Des Blättchens 9. Jahrgang (IX), Berlin, 10. Juli 2006, Heft 14

Deutsche Nabelschau

von Max Hagebök

In meinem Zimmer hat die Hitze ihre Spuren hinterlassen. Trotz der dunklen Vorhänge hat die Sonne die Luft erwärmt, und die legt sich schwer auf die Möbel. Auf den Büchern in den schwedischen Regalen tummeln sich die Mikroben, ich nenne sie Staub. Überhaupt, das Leben verlangsamt sich bei dieser klirrenden Wärme. Bedächtig winden sich die Gedanken.
Die Zeitungen der vergangenen Tage liegen auf dem Fußboden. Seitenweise Fahnenschwingende im deutschen Look. Fröhliche Gesichter und lärmende Münder. »Deutschland, Deutschland« füllt die leeren Stellen zwischen den Buchstaben.
In den Kommentaren feiern die Edelfedern dieses Deutschsein als eine wunderbare Entdeckung.

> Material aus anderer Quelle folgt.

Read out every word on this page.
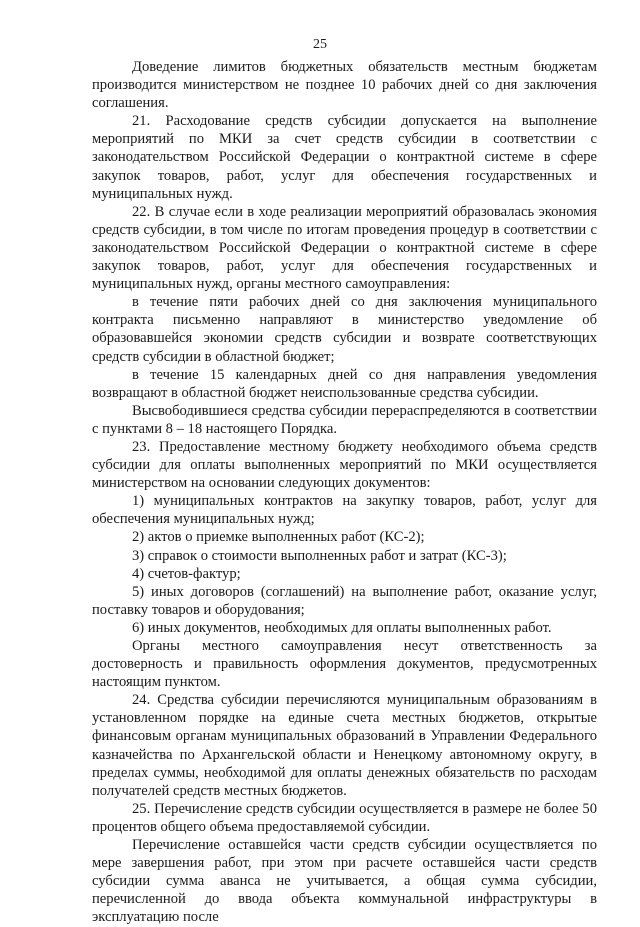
25

Доведение лимитов бюджетных обязательств местным бюджетам производится министерством не позднее 10 рабочих дней со дня заключения соглашения.

21. Расходование средств субсидии допускается на выполнение мероприятий по МКИ за счет средств субсидии в соответствии с законодательством Российской Федерации о контрактной системе в сфере закупок товаров, работ, услуг для обеспечения государственных и муниципальных нужд.

22. В случае если в ходе реализации мероприятий образовалась экономия средств субсидии, в том числе по итогам проведения процедур в соответствии с законодательством Российской Федерации о контрактной системе в сфере закупок товаров, работ, услуг для обеспечения государственных и муниципальных нужд, органы местного самоуправления:

в течение пяти рабочих дней со дня заключения муниципального контракта письменно направляют в министерство уведомление об образовавшейся экономии средств субсидии и возврате соответствующих средств субсидии в областной бюджет;

в течение 15 календарных дней со дня направления уведомления возвращают в областной бюджет неиспользованные средства субсидии.

Высвободившиеся средства субсидии перераспределяются в соответствии с пунктами 8 – 18 настоящего Порядка.

23. Предоставление местному бюджету необходимого объема средств субсидии для оплаты выполненных мероприятий по МКИ осуществляется министерством на основании следующих документов:

1) муниципальных контрактов на закупку товаров, работ, услуг для обеспечения муниципальных нужд;

2) актов о приемке выполненных работ (КС-2);

3) справок о стоимости выполненных работ и затрат (КС-3);

4) счетов-фактур;

5) иных договоров (соглашений) на выполнение работ, оказание услуг, поставку товаров и оборудования;

6) иных документов, необходимых для оплаты выполненных работ.

Органы местного самоуправления несут ответственность за достоверность и правильность оформления документов, предусмотренных настоящим пунктом.

24. Средства субсидии перечисляются муниципальным образованиям в установленном порядке на единые счета местных бюджетов, открытые финансовым органам муниципальных образований в Управлении Федерального казначейства по Архангельской области и Ненецкому автономному округу, в пределах суммы, необходимой для оплаты денежных обязательств по расходам получателей средств местных бюджетов.

25. Перечисление средств субсидии осуществляется в размере не более 50 процентов общего объема предоставляемой субсидии.

Перечисление оставшейся части средств субсидии осуществляется по мере завершения работ, при этом при расчете оставшейся части средств субсидии сумма аванса не учитывается, а общая сумма субсидии, перечисленной до ввода объекта коммунальной инфраструктуры в эксплуатацию после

Endlich wäre dieses Volk gleich den anderen. Nur einige Bedenkenträger versuchen mannhaft, die Wurzeln eines neuen Nationalismus zu entdecken. Sie werden scheitern.
Diese Fußball-Weltmeisterschaft kann nicht für eine Renaissance deutscher Verbrechen herhalten. Denn der Sinn diese Spiele ist das Kräftemessen der besten Ländermannschaften der Welt. Es ist wahrlich die einfache Logik, daß die Anhänger des jeweiligen Landes in den nationalen Farben gehüllt oder bemalt, zu den Spielen anrücken. Was sollte sonst ihre Verbundenheit mit der Mannschaft ausdrücken? Deshalb mißbrauchen die Politiker und Medien aller Couleur diese Fans, wenn sie von Patriotismus und Nationalstolz palavern. Wer jemals in einem Stadion war, wird wissen, daß die brüllenden und feiernden Massen nur ein Ziel ihrer Begierde kennen – es ist die eigene Mannschaft. Kein Land, kein System und keine Politik.
Die Verführer dieser sportlichen Party sind die Politiker und ihre Ideologen. Deshalb sollte genauer hingeschaut werden, wer stolz den Patriotismus auf die Bühne schiebt. Hinter den Kulissen spielt das wahre Stück. Denn davor herrscht die reine Spielfreude.
In den Kulissen verbirgt sich der politische Sprengstoff für die dunklen Seiten patriotischer und nationaler Siegesgesänge. Mit jedem Tag der großen Koalition entwickelt sich das soziale Schmarotzertum der Unternehmen; die Angst des einzelnen vor dem sozialen Abstieg macht sich breit. Diese soziale Einbahnstraße der Merkelschen Politik verlangt nach Patriotismus. Deshalb muß das Volk bei Laune gehalten werden. Damit es nicht mit der gleichen Begeisterung wie für den Fußball gegen den Sozial- und Demokratieabbau feiert. Es sollen die zukünftigen Widerstände abgefedert werden. Das gelingt um so mehr, da es den politischen Gegenspieler nicht mehr gibt.
Die parteitreuen Linken haben sich politisch verabschiedet oder sind immer noch dabei, sich von der sozialistischen Praxis der DDR zu distanzieren. Dies bindet massenhaft Gehirnschmalz und macht die Birne weich. Nicht anders kann die einseitige Schuldzuweisung gen Osten bei der ängstlichen DDR-Rezeption in der neuen Linkspartei verstanden werden. Über die historischen Niederlagen der Linken im Westen, ob sozialdemokratisch oder gewerkschaftlich organisiert, schweigen die wunderbaren Westlinken.
Durch diesen Kotau der Linken vor dem siegreichen Kapitalismus – und nicht etwa vor der Moderne – werden die Geschichte und die aktuelle Politik auseinandergerissen. Moralische Kategorien werden zu politischen Werten ernannt, und mit ihnen wird die politische Geschichte interpretiert. Damit nicht genug, auch die Gegenwart wird so erklärt.
Dabei wird alles unternommen, um jeden Verdacht eines emanzipatorischen Denkansatzes vorauseilend zu erledigen. Über das innige Verhältnis zwischen korrupter Politik und asozialen Unternehmen zu reden, gilt nicht mehr als schick.
Somit sind die Linken wieder in der politischen Denke der DDR angekommen. Die Wirklichkeit wird aus theoretischen Prämissen erklärt; die Wirklichkeit bleibt also vor der Tür. Das typische Funktionärsdilemma findet seine Auferstehung. Dagegen wäre Marx zu lesen. Oder Heiner Müller: Hoffnung erwächst aus einem Mangel an Informationen.